At the beginning of the year, he went down Beeler multiple times knocking on residents’ doors and letting them know of garbage and noise regulations as well as asking them to review their lease regarding the issue of more than three unrelated residents living in the house.

The call for such a form of door-to-door mass communication came from a separate, but equally pressing issue.

“Every time I have the HUB generate a list of students who live on Beeler, it is under 20, but of course more than that live on Beeler. Students just don’t register their new addresses due to their usage of SMCs,” said Chickering.

Carnegie Mellon students are concerned with the unfair nature of the law.

“Beeler has turned into a college student’s opportunity to find alternative housing, so if there is a house with rooms that could fit more than three residents then it seems unfair to students and landlords to restrict residence by an outdated law. Students are looking for economical housing,” said Yarden Harari, a senior architecture student and resident of Beeler Street.

This sentiment was echoed by other Beeler residents.

“It’s an unfair law because it’s mostly students living on Beeler. If we could have more people live in a house and pay less, why not?
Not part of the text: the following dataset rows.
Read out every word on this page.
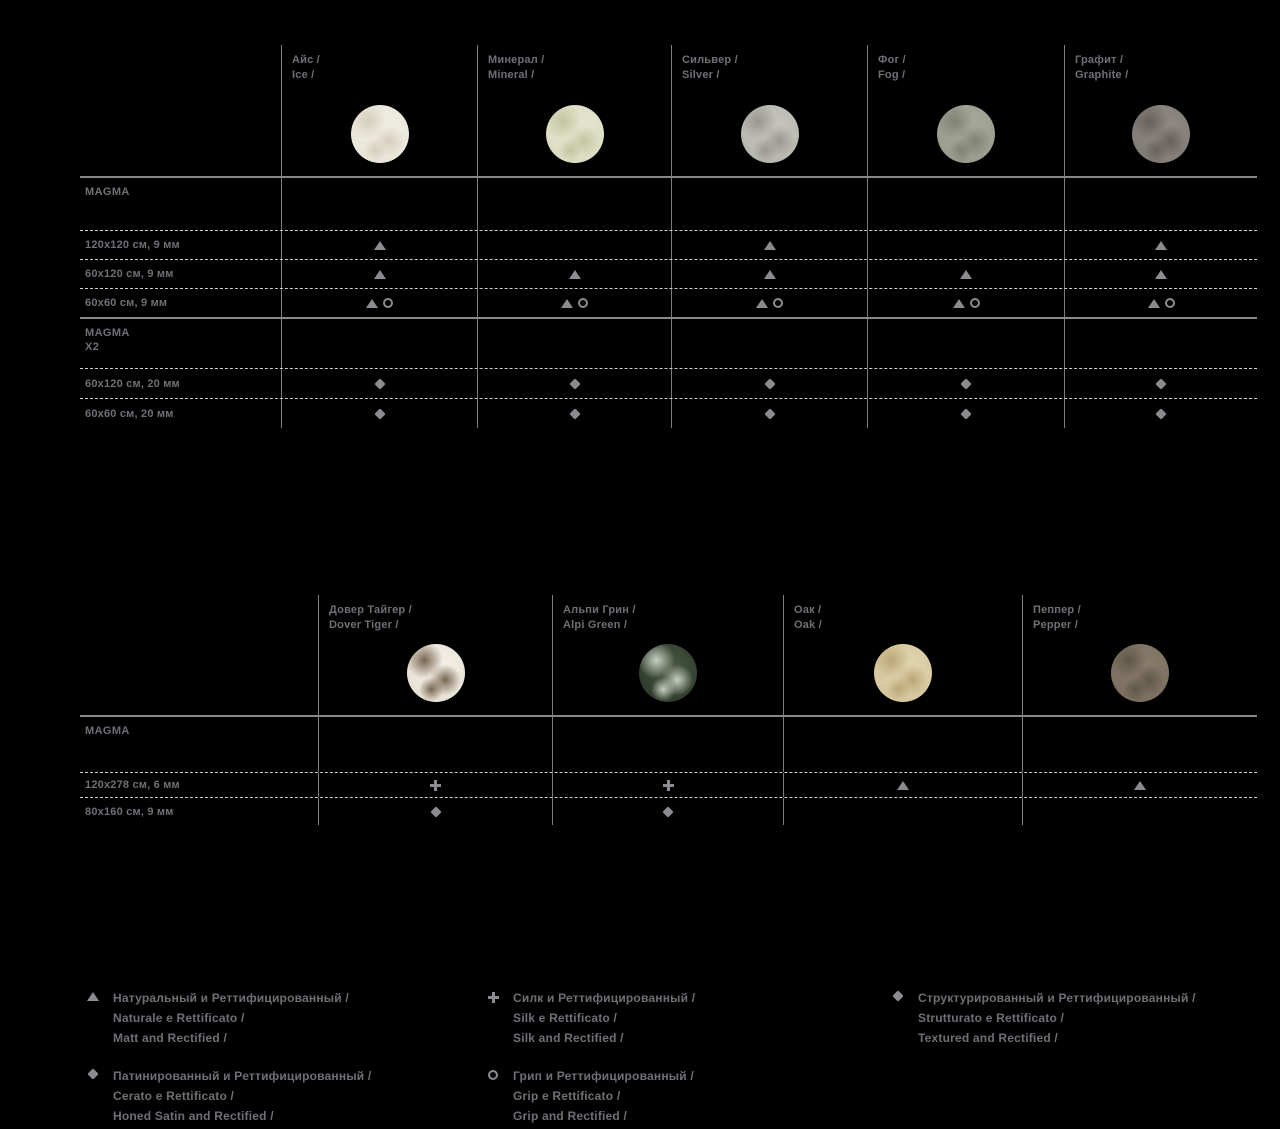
Айс /
Ice /
Минерал /
Mineral /
Сильвер /
Silver /
Фог /
Fog /
Графит /
Graphite /
MAGMA
120x120 см, 9 мм
60x120 см, 9 мм
60x60 см, 9 мм
MAGMA
X2
60x120 см, 20 мм
60x60 см, 20 мм
Довер Тайгер /
Dover Tiger /
Альпи Грин /
Alpi Green /
Оак /
Oak /
Пеппер /
Pepper /
MAGMA
120x278 см, 6 мм
80x160 см, 9 мм
Натуральный и Реттифицированный /
Naturale e Rettificato /
Matt and Rectified /
Патинированный и Реттифицированный /
Cerato e Rettificato /
Honed Satin and Rectified /
Силк и Реттифицированный /
Silk e Rettificato /
Silk and Rectified /
Грип и Реттифицированный /
Grip e Rettificato /
Grip and Rectified /
Структурированный и Реттифицированный /
Strutturato e Rettificato /
Textured and Rectified /
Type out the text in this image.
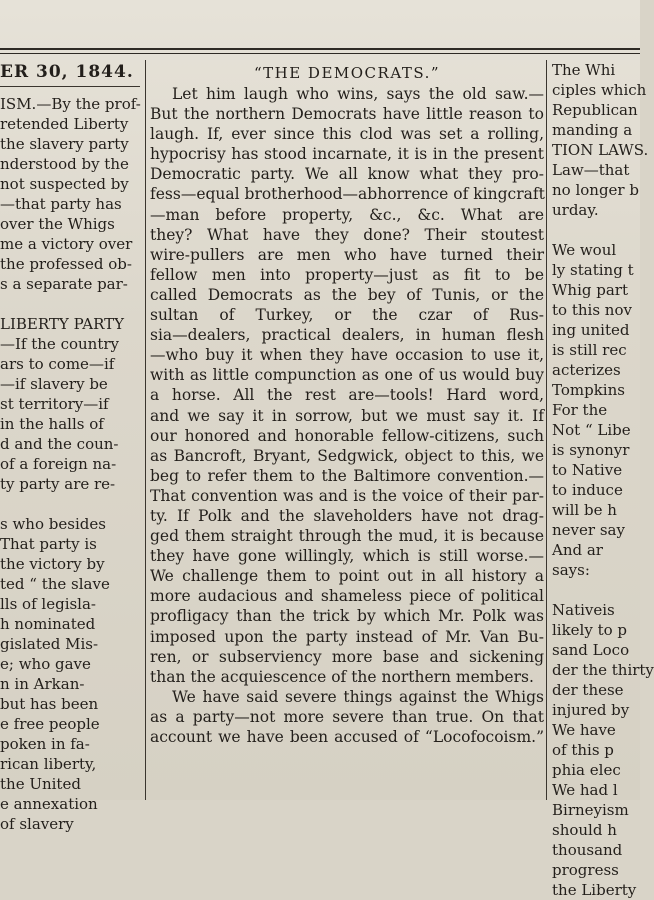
ER 30, 1844.
ISM.—By the prof-
retended Liberty
the slavery party
nderstood by the
not suspected by
—that party has
over the Whigs
me a victory over
the professed ob-
s a separate par-
LIBERTY PARTY
—If the country
ars to come—if
—if slavery be
st territory—if
in the halls of
d and the coun-
of a foreign na-
ty party are re-
s who besides
That party is
the victory by
ted “ the slave
lls of legisla-
h nominated
gislated Mis-
e; who gave
n in Arkan-
but has been
e free people
poken in fa-
rican liberty,
the United
e annexation
of slavery
“THE DEMOCRATS.”
Let him laugh who wins, says the old saw.—
But the northern Democrats have little reason to
laugh. If, ever since this clod was set a rolling,
hypocrisy has stood incarnate, it is in the present
Democratic party. We all know what they pro-
fess—equal brotherhood—abhorrence of kingcraft
—man before property, &c., &c. What are
they? What have they done? Their stoutest
wire-pullers are men who have turned their
fellow men into property—just as fit to be
called Democrats as the bey of Tunis, or the
sultan of Turkey, or the czar of Rus-
sia—dealers, practical dealers, in human flesh
—who buy it when they have occasion to use it,
with as little compunction as one of us would buy
a horse. All the rest are—tools! Hard word,
and we say it in sorrow, but we must say it. If
our honored and honorable fellow-citizens, such
as Bancroft, Bryant, Sedgwick, object to this, we
beg to refer them to the Baltimore convention.—
That convention was and is the voice of their par-
ty. If Polk and the slaveholders have not drag-
ged them straight through the mud, it is because
they have gone willingly, which is still worse.—
We challenge them to point out in all history a
more audacious and shameless piece of political
profligacy than the trick by which Mr. Polk was
imposed upon the party instead of Mr. Van Bu-
ren, or subserviency more base and sickening
than the acquiescence of the northern members.
We have said severe things against the Whigs
as a party—not more severe than true. On that
account we have been accused of “Locofocoism.”
The Whi
ciples which
Republican
manding a
TION LAWS.
Law—that
no longer b
urday.
We woul
ly stating t
Whig part
to this nov
ing united
is still rec
acterizes
Tompkins
For the
Not “ Libe
is synonyr
to Native
to induce
will be h
never say
And ar
says:
Nativeis
likely to p
sand Loco
der the thirty
der these
injured by
We have
of this p
phia elec
We had l
Birneyism
should h
thousand
progress
the Liberty
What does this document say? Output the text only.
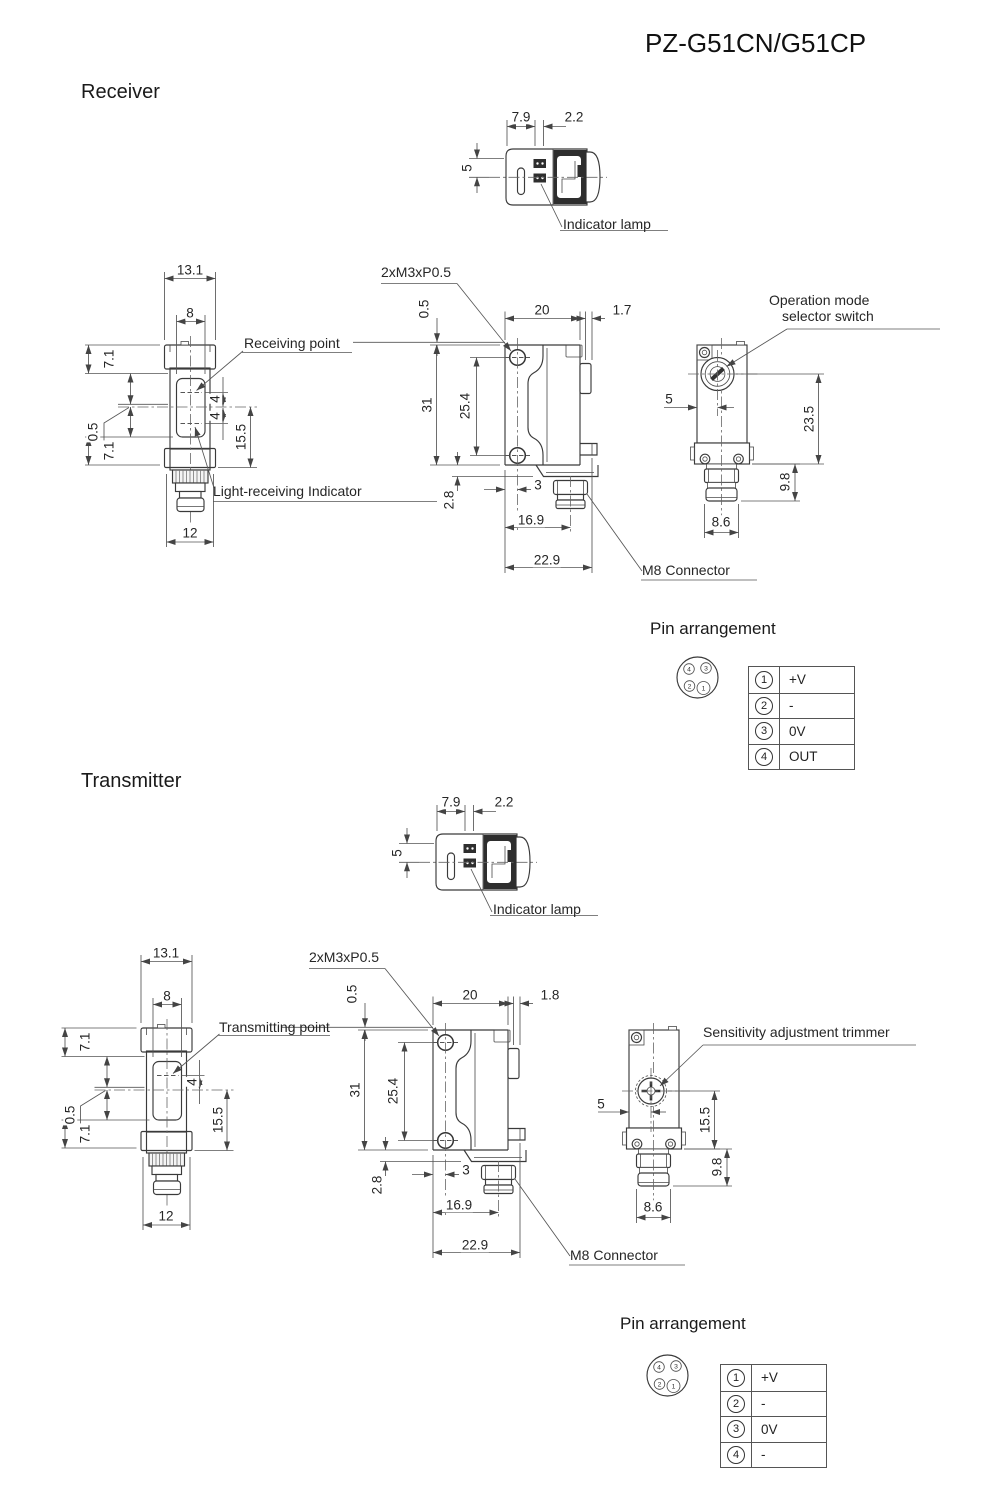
4 3
2 1
4 3
2 1
PZ-G51CN/G51CP
Receiver
Transmitter
7.9	2.2
5
Indicator lamp
13.1
8
7.1
0.5
7.1
4
4
15.5
12
Receiving point
Light-receiving Indicator
2xM3xP0.5
0.5	20	1.7
31 25.4
2.8
3
16.9
22.9
M8 Connector
Operation mode
selector switch
5
23.5
9.8
8.6
Pin arrangement
1	+V
2	-
3	0V
4	OUT
7.9	2.2
5
Indicator lamp
13.1
8
7.1
0.5
7.1
4
15.5
12
Transmitting point
2xM3xP0.5
0.5	20	1.8
31 25.4
2.8
3
16.9
22.9
M8 Connector
Sensitivity adjustment trimmer
5
15.5
9.8
8.6
Pin arrangement
1	+V
2	-
3	0V
4	-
Technically, the house I am living in is $2400 a month, and if we split it between only three people, that would be $800 a month, which is ridiculous — if we are legally allowed to have up to four people on the lease, it makes more sense to split the rent among them,” said In-Kyoung Kim, a sophomore architecture major.

For some students, living in an off-campus house is a personal choice while for others, it is a matter of necessity.

“I did not know of this ordinance when moving off campus, and with the current living situation, most of the sophomores aren’t guaranteed housing close to campus so moving off campus is more ideal,” said Jennifer Chui, a sophomore biology major and resident in a house on Forbes.

The nature of such a problem makes it an issue to not only residents of Beeler Street, but of the entire locality.

“It definitely seems like an outdated law, and honestly I can’t really see the purpose of the law in the first place. I would argue that it should not affect me or my peers at all, seeing as it should be the landlord’s responsibility, not ours, to make sure that they are being consistent with Pittsburgh ordinances,” Kumar said.

This liability concern was addressed by Chickering.

“If there are more than three people on the lease then that would be an issue between the city and the landlord. It is up to the landlords to be responsible,” Chickering said.

Peduto’s office and the Bureau of Building Inspection failed to comment.

Chickering insisted that Carnegie Mellon would play a role if the city were to choose to take action.

“If our students were to be displaced because of this, I think that Carnegie Mellon would take good care of them and in any situation would try to make sure that the their lives are as peaceful as possible,” Chickering said. “If they are in an unhealthy living situation, then they should speak to the Office of Student Affairs and we will help them find a solution.”